Le premier consiste à accepter un accord minimal, au prix de concessions lourdes et politiquement coûteuses. Ce choix pourrait offrir un répit, alléger partiellement la pression et stabiliser temporairement la situation. Mais il serait perçu, en interne, comme un aveu de faiblesse - une quasi-capitulation idéologique pour un régime fondé sur la résilience.
Le deuxième corridor est celui de la guerre d’usure. Miser sur l’endurance, sur la capacité à infliger des coûts, sur la peur des marchés face au détroit d’Ormuz. Ce n’est pas une stratégie de victoire, mais d’épuisement généralisé. Elle permet de tenir, mais au prix d’un affaiblissement continu : économique, social, institutionnel.
Le troisième, le plus dangereux, est celui de la radicalisation. C’est là que la militarisation du pouvoir et la tentation nucléaire convergent. Pour une partie de l’élite, ce scénario peut apparaître non pas comme une fuite en avant, mais comme une logique cohérente : si le compromis est humiliant et l’usure destructrice, alors il faut changer de niveau.
Mais ce saut qualitatif a un coût : il rendrait l’Iran plus dur, plus fermé, plus militarisé - et beaucoup plus difficile à contenir.
Aucune de ces trajectoires ne permet un retour à l’Iran d’avant-crise. Toutes mènent à une version plus pauvre, plus rigide et plus anxieuse de la République islamique.
C’est pourquoi parler d’un Iran « au bord de la capitulation » est trompeur. Le pays entre plutôt dans une phase de fracture contrôlée. Le régime tient encore - il réprime, mobilise, négocie, frappe. Mais il ne parvient plus à concilier ses fonctions fondamentales : faire la guerre, stabiliser l’économie, maintenir le contrat social et préserver ses équilibres internes.

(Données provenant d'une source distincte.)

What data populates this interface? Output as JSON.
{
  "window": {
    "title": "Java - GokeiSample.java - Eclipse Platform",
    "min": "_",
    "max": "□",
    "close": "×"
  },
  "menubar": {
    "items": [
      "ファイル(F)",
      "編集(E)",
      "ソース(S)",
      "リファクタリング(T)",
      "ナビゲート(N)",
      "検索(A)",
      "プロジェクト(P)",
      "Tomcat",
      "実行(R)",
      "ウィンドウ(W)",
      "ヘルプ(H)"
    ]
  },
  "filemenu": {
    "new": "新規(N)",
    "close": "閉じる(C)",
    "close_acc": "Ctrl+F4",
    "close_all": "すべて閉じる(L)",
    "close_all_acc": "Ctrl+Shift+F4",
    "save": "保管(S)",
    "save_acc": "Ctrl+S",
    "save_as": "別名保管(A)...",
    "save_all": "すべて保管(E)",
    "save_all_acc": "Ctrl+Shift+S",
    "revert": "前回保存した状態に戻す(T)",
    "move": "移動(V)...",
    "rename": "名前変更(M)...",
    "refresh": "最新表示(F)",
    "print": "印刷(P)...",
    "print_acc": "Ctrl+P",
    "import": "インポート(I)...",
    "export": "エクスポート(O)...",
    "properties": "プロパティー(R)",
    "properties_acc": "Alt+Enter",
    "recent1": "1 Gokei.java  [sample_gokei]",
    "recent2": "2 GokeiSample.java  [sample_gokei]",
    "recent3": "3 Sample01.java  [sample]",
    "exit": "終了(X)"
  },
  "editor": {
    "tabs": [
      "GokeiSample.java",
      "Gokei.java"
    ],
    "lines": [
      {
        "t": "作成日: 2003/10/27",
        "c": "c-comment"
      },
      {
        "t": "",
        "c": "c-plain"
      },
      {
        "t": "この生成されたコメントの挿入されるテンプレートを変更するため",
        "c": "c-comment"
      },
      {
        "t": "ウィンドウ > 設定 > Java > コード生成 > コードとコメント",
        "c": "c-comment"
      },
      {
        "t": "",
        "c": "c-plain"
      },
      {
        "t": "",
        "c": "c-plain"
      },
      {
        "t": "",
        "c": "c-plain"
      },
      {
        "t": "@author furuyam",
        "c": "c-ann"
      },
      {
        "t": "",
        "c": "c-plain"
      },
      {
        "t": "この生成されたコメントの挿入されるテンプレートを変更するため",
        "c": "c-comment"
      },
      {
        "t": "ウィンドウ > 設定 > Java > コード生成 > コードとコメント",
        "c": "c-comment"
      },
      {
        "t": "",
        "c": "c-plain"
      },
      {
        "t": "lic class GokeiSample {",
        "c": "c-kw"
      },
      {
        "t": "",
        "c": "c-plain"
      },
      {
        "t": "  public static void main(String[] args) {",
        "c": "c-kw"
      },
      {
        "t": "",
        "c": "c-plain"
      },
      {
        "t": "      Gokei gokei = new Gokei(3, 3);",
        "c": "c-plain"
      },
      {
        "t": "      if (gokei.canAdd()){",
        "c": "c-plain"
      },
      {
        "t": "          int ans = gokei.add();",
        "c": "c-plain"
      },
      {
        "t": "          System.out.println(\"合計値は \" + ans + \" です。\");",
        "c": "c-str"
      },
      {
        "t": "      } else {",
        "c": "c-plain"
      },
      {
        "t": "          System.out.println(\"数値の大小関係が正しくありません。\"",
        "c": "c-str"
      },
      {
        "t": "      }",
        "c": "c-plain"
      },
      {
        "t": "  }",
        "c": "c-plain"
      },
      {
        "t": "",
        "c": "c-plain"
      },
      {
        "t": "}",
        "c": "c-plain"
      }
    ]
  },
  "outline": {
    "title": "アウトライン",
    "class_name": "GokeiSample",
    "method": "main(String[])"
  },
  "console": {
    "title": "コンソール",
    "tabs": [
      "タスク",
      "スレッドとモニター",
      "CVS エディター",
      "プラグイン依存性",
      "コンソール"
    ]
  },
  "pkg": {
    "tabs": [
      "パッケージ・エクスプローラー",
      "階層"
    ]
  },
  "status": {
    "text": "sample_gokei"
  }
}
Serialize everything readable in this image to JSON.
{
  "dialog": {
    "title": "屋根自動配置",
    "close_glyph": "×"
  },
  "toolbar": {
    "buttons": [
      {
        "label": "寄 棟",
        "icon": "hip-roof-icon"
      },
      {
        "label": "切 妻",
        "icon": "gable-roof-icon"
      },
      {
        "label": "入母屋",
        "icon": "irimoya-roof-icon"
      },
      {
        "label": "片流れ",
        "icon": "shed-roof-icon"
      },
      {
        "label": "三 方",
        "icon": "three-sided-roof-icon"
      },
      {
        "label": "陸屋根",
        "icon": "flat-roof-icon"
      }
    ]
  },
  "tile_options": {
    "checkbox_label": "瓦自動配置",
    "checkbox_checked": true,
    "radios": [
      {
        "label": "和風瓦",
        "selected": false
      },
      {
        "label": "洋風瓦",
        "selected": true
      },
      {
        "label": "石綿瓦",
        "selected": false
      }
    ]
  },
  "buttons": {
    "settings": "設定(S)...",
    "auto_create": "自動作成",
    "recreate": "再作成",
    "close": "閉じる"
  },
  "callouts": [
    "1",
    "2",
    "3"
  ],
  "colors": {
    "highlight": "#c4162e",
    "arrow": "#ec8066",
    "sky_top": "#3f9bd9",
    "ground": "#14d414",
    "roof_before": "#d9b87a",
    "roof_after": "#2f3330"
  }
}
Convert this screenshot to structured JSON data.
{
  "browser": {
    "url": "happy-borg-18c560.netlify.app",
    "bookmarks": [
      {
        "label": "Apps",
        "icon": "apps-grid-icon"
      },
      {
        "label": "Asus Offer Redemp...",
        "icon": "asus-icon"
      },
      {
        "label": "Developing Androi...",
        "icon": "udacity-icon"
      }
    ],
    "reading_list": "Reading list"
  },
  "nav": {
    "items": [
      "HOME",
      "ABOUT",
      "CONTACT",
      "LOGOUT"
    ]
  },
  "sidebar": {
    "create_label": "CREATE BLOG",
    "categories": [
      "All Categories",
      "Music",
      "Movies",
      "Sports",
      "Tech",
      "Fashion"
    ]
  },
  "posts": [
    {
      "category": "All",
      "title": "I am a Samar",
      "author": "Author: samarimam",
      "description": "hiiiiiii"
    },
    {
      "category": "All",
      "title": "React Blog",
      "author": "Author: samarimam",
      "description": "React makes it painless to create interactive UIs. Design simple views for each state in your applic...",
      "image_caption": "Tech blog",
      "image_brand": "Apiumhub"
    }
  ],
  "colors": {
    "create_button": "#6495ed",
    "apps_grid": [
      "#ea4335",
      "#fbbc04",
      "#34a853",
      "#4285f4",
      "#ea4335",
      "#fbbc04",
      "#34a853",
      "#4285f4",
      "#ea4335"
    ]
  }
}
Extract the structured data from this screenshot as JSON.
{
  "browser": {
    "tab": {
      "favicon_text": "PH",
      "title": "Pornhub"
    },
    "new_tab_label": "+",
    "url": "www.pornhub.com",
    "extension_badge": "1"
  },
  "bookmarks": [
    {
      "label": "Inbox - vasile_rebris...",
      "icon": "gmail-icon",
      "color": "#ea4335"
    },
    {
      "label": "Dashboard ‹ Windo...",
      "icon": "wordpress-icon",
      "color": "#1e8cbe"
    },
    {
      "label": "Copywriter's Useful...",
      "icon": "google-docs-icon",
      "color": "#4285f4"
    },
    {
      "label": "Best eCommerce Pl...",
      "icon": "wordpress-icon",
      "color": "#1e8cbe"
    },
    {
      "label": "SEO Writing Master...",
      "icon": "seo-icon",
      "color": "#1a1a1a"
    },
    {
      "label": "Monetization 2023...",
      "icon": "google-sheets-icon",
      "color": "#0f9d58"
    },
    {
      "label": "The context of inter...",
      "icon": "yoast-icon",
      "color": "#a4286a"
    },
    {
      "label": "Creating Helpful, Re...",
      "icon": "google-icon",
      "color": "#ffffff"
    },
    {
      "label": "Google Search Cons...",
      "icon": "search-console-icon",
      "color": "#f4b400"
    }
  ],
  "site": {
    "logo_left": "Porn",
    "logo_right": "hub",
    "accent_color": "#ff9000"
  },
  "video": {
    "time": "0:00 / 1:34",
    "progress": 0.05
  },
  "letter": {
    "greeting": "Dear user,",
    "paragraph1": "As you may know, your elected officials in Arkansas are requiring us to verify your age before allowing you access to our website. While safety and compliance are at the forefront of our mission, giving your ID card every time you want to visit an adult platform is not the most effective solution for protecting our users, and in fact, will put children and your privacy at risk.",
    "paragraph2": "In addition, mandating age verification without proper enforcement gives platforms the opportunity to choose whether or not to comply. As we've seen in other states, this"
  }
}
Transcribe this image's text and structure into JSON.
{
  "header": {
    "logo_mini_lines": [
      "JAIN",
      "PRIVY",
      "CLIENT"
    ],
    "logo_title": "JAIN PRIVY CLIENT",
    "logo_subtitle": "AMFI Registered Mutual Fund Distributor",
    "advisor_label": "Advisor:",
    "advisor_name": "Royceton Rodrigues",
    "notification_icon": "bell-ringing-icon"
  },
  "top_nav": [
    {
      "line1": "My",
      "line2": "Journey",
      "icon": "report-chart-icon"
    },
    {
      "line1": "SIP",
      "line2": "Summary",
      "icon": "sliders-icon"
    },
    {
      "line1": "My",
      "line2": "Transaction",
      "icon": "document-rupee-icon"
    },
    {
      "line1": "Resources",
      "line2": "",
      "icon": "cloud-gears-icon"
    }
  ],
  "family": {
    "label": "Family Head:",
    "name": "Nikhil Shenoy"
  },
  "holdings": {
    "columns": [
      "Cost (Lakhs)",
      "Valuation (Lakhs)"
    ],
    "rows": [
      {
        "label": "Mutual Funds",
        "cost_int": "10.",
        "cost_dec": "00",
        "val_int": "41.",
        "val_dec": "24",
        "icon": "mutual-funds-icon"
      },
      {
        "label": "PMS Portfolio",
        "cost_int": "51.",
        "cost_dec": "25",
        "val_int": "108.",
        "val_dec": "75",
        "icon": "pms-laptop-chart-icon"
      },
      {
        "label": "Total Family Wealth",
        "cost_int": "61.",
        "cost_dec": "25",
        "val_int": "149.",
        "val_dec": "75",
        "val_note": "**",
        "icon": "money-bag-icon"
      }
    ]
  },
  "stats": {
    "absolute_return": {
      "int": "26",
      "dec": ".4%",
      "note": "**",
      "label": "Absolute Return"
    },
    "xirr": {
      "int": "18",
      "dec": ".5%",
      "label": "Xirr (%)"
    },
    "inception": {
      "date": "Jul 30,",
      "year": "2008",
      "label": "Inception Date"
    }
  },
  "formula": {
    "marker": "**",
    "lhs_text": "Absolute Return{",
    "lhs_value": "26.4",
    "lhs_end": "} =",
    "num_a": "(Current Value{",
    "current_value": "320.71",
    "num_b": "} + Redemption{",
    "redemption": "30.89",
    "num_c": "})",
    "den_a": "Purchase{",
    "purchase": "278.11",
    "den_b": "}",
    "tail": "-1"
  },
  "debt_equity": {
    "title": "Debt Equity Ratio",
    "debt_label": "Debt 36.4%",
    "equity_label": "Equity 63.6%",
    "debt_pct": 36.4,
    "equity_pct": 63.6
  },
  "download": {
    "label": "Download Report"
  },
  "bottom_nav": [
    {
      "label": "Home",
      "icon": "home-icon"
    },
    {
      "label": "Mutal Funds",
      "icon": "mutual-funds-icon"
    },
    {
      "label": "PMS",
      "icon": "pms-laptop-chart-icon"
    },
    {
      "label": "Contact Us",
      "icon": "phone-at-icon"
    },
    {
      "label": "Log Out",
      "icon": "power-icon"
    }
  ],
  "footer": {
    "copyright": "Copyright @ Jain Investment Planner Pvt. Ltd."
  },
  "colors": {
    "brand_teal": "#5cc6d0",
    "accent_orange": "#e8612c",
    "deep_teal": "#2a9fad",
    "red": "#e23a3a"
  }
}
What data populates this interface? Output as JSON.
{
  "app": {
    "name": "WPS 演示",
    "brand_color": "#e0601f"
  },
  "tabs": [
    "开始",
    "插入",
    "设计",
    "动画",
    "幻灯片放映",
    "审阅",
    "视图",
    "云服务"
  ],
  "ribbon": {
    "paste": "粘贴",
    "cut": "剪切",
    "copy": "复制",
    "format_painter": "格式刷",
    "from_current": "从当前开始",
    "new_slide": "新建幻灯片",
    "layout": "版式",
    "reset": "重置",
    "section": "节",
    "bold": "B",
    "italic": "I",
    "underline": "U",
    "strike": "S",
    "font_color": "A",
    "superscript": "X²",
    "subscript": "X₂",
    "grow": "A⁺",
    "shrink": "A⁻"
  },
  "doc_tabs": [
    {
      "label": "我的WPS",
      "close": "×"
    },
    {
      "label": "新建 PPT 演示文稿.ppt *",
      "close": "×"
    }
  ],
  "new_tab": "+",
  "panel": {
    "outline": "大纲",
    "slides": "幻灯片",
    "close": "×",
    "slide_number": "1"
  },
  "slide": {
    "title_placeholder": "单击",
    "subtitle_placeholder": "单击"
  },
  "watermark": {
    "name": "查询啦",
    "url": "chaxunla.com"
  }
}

Et lorsque cet équilibre devient impossible, la question change de nature. Il ne s’agit plus de savoir si la crise éclatera, mais comment.
Par une explosion sociale ? Une lutte interne au sommet ? Une nouvelle escalade régionale ? Une percée nucléaire dictée par l’urgence ? Ou tout cela à la fois ?
Le Moyen-Orient s’approche d’un point de non-retour - et ce point traverse désormais le cœur même de l’État iranien.
C’est peut-être là, au fond, la leçon centrale de cette séquence : un Iran affaibli n’est pas nécessairement un Iran moins dangereux. Bien au contraire. Un Iran appauvri, militarisé, politiquement verrouillé et tenté par la fuite nucléaire devient un acteur plus rigide, plus imprévisible - et, à ce titre, infiniment plus risqué.
Ce n’est pas un Iran qui perd qui inquiète le plus. C’est un Iran qui, au bord de la rupture, pourrait décider que la seule façon de ne pas perdre… est de devenir encore plus dangereux.